AJP Heart and Circulatory Physiology ◽

10.1152/ajpheart.1999.276.6.h1818 ◽

1999 ◽

Vol 276 (6) ◽

pp. H1818-H1826 ◽

Cited By ~ 3

Author(s):

Alan T. Hirsch ◽

John A. Opsahl ◽

Mary M. Lunzer ◽

Stephen A. Katz

Keyword(s):

Myocardial Infarction ◽

Cardiac Hypertrophy ◽

Infarct Size ◽

Interstitial Fluid ◽

Renin Angiotensin System ◽

Plasma Renin ◽

Left Ventricular ◽

Angiotensin System ◽

Renin Angiotensin ◽

Active Renin

The renin-angiotensin system promotes cardiac hypertrophy after myocardial infarction. The purpose of this study was to measure renin and angiotensinogen in plasma and myocardium 10 days after myocardial infarction.

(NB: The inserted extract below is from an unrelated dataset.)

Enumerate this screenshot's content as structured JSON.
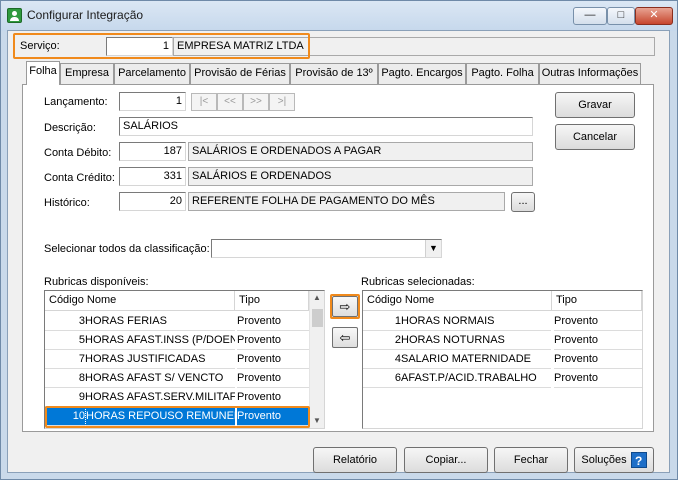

Infarction involving 45 ± 4% of left ventricular circumference with accompanying hypertrophy was induced in rats ( n = 14). Plasma and myocardial renin were increased after infarction compared with sham controls ( n = 8) (27.4 ± 3.2 vs. 7.5 ± 1.8 ng ANG I ⋅ ml plasma ⋅ h−1, P < 0.0002; and 8.8 ± 1.6 vs. 2.5 ± 0.1 ng ANG I ⋅ g myocardium−1 ⋅ h−1, P < 0.008, respectively). After infarction, myocardial renin was correlated with infarct size ( r = 0.62, P < 0.02) and plasma renin ( r = 0.55, P < 0.04). Plasma angiotensinogen decreased in infarct animals, but myocardial angiotensinogen was not different from shams (1.1 ± 0.08 vs. 2.03 ± 0.06 nM/ml plasma, P < 0.002; and 0.081 ± 0.008 vs. 0.070 ± 0.004 nM/g myocardium, respectively). In conclusion, myocardial renin increased after infarction in proportion to plasma renin and infarct size, and myocardial angiotensinogen was maintained after infarction despite decreased plasma angiotensinogen and increased levels of myocardial renin.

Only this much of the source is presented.